These two words were listed in a online rhyming dictionary, though they’re not what I would consider a rhyme because their classification as a rhyme comes from sharing identical sound instead of a similar sound.
Maybe I’m wrong. But if I’m right and they’re not rhymes, is there a name for words that end with the same exact syllables?
How is that not a rhyme? A “perfect rhyme” is one in which the stressed vowel sound and following subsequent sounds are identical. In this case, the stress falls on the antepenultimate syllable, and both words satisfy the above conditions. It’s a dactylic perfect rhyme, as far as I can see.
Well, I guess I was wrong. I thought a rhyme was more than just exact repetition. If nothing else I learnt something today.
Just for clarification, though, I’ll explain my misunderstanding. To use Jimbuff’s example, maiden and laden contain an identical sound (den) but I would consider the first syllable to be what makes it a rhyme. If they didn’t sound similar then you would just be repeating the den sound, the equivalent to rhyming a word with the same word. I wouldn’t have thought that was a rhyme.

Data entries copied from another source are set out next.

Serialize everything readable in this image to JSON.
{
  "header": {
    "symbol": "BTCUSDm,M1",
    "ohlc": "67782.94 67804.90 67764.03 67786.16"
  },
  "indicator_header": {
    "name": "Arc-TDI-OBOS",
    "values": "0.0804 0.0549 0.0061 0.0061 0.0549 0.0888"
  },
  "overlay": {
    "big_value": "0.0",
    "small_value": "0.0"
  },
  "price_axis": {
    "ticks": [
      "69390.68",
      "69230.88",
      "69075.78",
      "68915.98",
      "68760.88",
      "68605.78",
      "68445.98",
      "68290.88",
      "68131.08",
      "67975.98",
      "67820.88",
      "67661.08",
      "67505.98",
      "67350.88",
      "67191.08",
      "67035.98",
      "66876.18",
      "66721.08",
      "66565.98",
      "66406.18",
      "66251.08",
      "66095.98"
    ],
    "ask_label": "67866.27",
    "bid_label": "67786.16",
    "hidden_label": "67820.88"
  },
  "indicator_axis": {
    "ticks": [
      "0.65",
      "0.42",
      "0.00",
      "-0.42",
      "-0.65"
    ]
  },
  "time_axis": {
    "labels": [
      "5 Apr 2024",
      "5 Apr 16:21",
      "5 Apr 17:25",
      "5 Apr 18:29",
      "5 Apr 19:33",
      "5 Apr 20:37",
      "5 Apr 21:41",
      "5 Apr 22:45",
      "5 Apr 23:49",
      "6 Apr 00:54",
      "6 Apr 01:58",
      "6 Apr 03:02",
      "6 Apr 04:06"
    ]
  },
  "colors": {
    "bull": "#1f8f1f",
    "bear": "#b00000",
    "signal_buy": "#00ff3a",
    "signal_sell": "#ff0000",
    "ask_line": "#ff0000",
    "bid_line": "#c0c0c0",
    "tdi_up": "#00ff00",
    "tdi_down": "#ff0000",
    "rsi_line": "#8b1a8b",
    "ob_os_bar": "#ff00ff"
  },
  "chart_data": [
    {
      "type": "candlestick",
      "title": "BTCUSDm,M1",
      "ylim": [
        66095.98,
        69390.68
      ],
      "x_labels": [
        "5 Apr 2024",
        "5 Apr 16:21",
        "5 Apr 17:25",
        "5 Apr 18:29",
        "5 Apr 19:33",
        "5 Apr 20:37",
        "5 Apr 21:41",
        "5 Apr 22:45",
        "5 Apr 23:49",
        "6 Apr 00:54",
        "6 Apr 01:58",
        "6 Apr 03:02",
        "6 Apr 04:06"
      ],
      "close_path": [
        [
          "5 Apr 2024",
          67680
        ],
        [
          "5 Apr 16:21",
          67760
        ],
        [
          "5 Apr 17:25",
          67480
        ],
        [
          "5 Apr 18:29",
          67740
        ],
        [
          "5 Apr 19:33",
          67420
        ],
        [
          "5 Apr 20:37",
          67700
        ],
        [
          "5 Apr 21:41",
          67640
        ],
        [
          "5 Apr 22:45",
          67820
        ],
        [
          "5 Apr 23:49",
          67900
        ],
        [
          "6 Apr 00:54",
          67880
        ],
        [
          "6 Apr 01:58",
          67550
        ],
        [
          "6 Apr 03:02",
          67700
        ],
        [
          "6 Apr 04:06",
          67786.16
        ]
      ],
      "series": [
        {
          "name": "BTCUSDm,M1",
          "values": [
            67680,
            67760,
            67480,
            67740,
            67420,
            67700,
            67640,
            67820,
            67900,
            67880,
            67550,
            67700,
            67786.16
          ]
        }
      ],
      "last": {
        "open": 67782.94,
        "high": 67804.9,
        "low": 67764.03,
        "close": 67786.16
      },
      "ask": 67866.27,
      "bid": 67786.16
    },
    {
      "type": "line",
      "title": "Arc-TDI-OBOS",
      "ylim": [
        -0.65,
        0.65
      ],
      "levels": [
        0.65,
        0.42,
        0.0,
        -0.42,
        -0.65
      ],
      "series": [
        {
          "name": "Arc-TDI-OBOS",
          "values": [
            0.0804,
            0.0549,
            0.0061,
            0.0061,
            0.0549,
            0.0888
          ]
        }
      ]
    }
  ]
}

EDIT: By my logic: norm and warm rhyme (same sound but different first letter). Normcore and warmcore rhyme (only one of those is made up). Hardcore and metalcore don’t.
But the more I think about, even if I was right, the two words fit my definition anyway. I just have to look at the rhyme not as “graphy” and “graphy”, but “tography” and “ography”.
By this definition, any word rhymes with itself. But using the same word to rhyme with itself in two lines of poetry is commonly seen as a poetic flaw of some sort, isn’t it?
I’m almost sure I’ve seen a specific term for the kind of rhyme OP is talking about, but it’s escaped me in my demented old age. Anybody?
I’m not sure that there are any hard and fast rules about rhyme. If it sound as if it rhymes, and poetry really needs to be read aloud, then it rhymes. If it doesn’t it doesn’t. It can still be poetry of course.
Popular music has an endless choice of good, bad and indifferent. My favourite is by Gilbert O’Sullivan in Nothing Rhymed.
Then perhaps the definition should be that two words rhyme if they sound identical from the stressed vowel to the end, but sound different prior to the stressed vowel.
Barbara Mandrell used to drive me crazy. I love her voice, but the lyrics of her songs almost rhymed, but not quite. There was just enough difference to grate on my nerves, like fingernails on a chalkboard. Wish You Were Here was arguably the worst offender.
In this case, yes. Generally a proper rhyme will include the accented syllables of the words, or in cases where a rhyming element comprises multiple small words, the natural stress in the phrase should match up to the accent or stress in the other line. den and den in JimBuff’s example isn’t a rhyme at all, since in many if not most dialects the “e” is barely articulated if not eliminated altogether (e.g. to me “maid’n” and “laid’n” would seem a more phonetically accurate way of spelling those words. YMMV by a continent or two since I note your use of “learnt”, betraying a non-North American dialect.)
The Wiki article on the subject provides examples for numerous categories of rhymes. However, the article doesn’t seem to mention another important article, which is that rhymes comprising different parts of speech are usually more pleasing or satisfying than those that don’t. So going back to JimBuff’s example, you’ll notice that, in both alternating couplets, the two rhyming elements (“maiden”/“laden” and “lad”/“had”) each comprise a noun and a verb respectively. By this standard, given that any two “-ography” words are almost certainly both nouns, they will result in a poor and esthetically unsatisfying rhyme. I don’t have a cite for this other than having read it in a textbook[sup]1[/sup] many years ago. I may still have the book somewhere around here, and if so I will provide a citation.
The discussion goes on to describe rhymes comprising phonetically identical, but different words or sequences, e.g. “heard / herd”, “led” / “lead” (the metal), or even “ice cream” / “I scream”. This, the author said, was perhaps the highest and best type of rhyme.
In this context, the requirement of different words excludes word pairs in which the two words belong to different parts of speech only because a noun got verbed or vice versa-- like dust or police.
[sup]1[/sup]This was a small volume containing the General Prologue of the Canterbury Tales in addition to a very short grammar of Middle English and a brief discourse on the principles of rhyme and meter.
I was referring to my own definition in that example, not pulykamell’s. Essentially, I was conceding that even if you were to use my definition of rhyme, they still rhyme. I’d just been looking at it the wrong way.
Oh, okay. I thought you were saying that “hardcore” and “metalcore” rhyme under Pulykamell’s definition but not yours. I was pointing out that they don’t rhyme under either. Sorry about that.